Gedanken zum Tag — 05. Oktober 2022 — Mitt­woch der 27. Woche im Jahreskreis

5. Okt 2022

„Laudato si, o mio Signore“

Dieses Lied kennen fast alle, die in Kinder- und Schul­got­tes­dienste gehen und die sich dieses Lied oft sogar für ihren Firmungs­got­tes­dienst auswählen.

„Laudato si“ ist die so schön klin­gende italie­ni­sche Version des Sonnen­ge­sangs des Heiligen Fran­ziskus, dessen Gedenktag wir gestern feierten! Sei gelobt mein Herr, für alle Deine Geschöpfe, so beginnt das Lied, das als erste Dich­tung im Hoch­i­ta­lie­ni­schen bekannt wurde.

Wenn man es liest, erwärmt es das Herz. Es lobt und preist Sonne und Mond und Sterne, das Wasser und das Feuer, Wind und Regen, die Erde und all das Schöne auf ihr.

Aber dann wird es plötz­lich anders. Fran­ziskus besingt auch alle, die Krank­heit und Schwäche ertragen und die Verge­bung üben, gegen­über denen, die ihnen Böses tun. Und er geht noch weiter: Er besingt und lobt Gott auch für „Bruder Tod“, dem kein lebender Mensch entrinnen kann. Aber er weiß auch, dass der Tod notwendig ist, um hinüber­zu­kommen in das Land der Lebenden, in die Ewige Herr­lich­keit Gottes.

Und spätes­tens an der Stelle im Lied wird mir wieder bewusst, dass dieser Sonnen­ge­sang kein nied­li­ches Sonne-Mond-und-Sterne Lied­chen ist, wie wir das so gerne hätten.
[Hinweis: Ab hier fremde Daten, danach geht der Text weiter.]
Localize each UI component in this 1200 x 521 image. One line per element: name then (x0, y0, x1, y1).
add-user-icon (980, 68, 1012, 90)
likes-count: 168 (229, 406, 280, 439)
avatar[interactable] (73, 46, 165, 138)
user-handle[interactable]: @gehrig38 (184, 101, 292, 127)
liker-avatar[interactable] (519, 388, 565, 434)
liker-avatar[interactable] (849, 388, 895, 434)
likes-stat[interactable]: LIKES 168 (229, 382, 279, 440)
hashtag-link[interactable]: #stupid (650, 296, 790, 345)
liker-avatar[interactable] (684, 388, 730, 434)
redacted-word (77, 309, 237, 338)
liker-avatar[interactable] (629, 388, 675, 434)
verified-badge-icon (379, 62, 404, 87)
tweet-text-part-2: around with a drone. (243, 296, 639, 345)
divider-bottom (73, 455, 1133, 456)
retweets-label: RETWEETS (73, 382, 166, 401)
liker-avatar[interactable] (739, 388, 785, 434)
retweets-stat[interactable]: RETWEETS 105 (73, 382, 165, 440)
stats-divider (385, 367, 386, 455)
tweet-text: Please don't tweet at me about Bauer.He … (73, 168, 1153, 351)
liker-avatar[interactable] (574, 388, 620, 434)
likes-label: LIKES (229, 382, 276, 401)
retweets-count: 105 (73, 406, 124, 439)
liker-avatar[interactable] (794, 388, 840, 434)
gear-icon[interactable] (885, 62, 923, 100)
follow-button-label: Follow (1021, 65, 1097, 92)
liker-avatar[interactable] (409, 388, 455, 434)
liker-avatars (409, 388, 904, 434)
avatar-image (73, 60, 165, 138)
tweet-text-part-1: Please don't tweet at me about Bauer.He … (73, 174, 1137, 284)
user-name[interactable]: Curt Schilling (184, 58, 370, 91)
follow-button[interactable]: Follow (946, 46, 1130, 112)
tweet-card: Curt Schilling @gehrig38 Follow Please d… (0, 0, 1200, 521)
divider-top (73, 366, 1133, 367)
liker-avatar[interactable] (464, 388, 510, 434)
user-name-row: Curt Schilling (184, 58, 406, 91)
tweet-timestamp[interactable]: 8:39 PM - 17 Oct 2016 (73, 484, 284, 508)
Es ist ein Loblied auf Gott, den Schöpfer allen Lebens, der uns nicht auf einen Ponyhof oder in ein Kinder-Bälle-Para­dies gesetzt hat. Er hat uns die Erde und das Leben gegeben, damit wir es gestalten und das Leben in Fülle haben.

Und zur Fülle des Lebens gehört alles: Geburt und Leben, Freude und Leid, Jubel und Trauer, Sonne und Regen, Satt-sein und Hungern, Leben und Sterben.

Der Sonnen­ge­sang des Franziskus

Höchster, allmäch­tiger, guter Herr, dein sind das Lob, die Herr­lich­keit und Ehre und jegli­cher Segen. Dir allein, Höchster, gebühren sie, und kein Mensch ist würdig, dich zu nennen.

Gelobt seist du, mein Herr, mit allen deinen Geschöpfen, zumal dem Herrn Bruder Sonne, welcher der Tag ist und durch den du uns leuch­test. Und schön ist er und strah­lend mit großem Glanz: Von dir, Höchster, ein Sinnbild.

Gelobt seist du, mein Herr, durch Schwester Mond und die Sterne; am Himmel hast du sie gebildet, klar und kostbar und schön.

Gelobt seist du, mein Herr, durch Bruder Wind und durch Luft und Wolken und heiteres und jegli­ches Wetter, durch das du deinen Geschöpfen Unter­halt gibst.

Gelobt seist du, mein Herr, durch Schwester Wasser, gar nütz­lich ist es und demütig und kostbar und keusch.

Gelobt seist du, mein Herr, durch Bruder Feuer, durch das du die Nacht erleuch­test; und schön ist es und fröh­lich und kraft­voll und stark.

Gelobt seist du, mein Herr, durch unsere Schwester, Mutter Erde, die uns erhält und lenkt und viel­fäl­tige Früchte hervor­bringt und bunte Blumen und Kräuter.

Gelobt seist du, mein Herr, durch jene, die verzeihen um deiner Liebe willen und Krank­heit ertragen und Drangsal. Selig jene, die solches ertragen in Frieden, denn von dir, Höchster, werden sie gekrönt.

Gelobt seist du, mein Herr, durch unsere Schwester, den leib­li­chen Tod; ihm kann kein Mensch lebend entrinnen. Wehe jenen, die in tödli­cher Sünde sterben. Selig jene, die er findet in deinem heiligsten Willen, denn der zweite Tod wird ihnen kein Leid antun. Lobt und preist meinen Herrn und dankt ihm und dient ihm mit großer Demut.

Es ist ein sehr erwach­senes Gebet, das Fran­ziskus zwei Jahre vor seinem Tod, krank und fast blind, geschrieben und gebetet hat.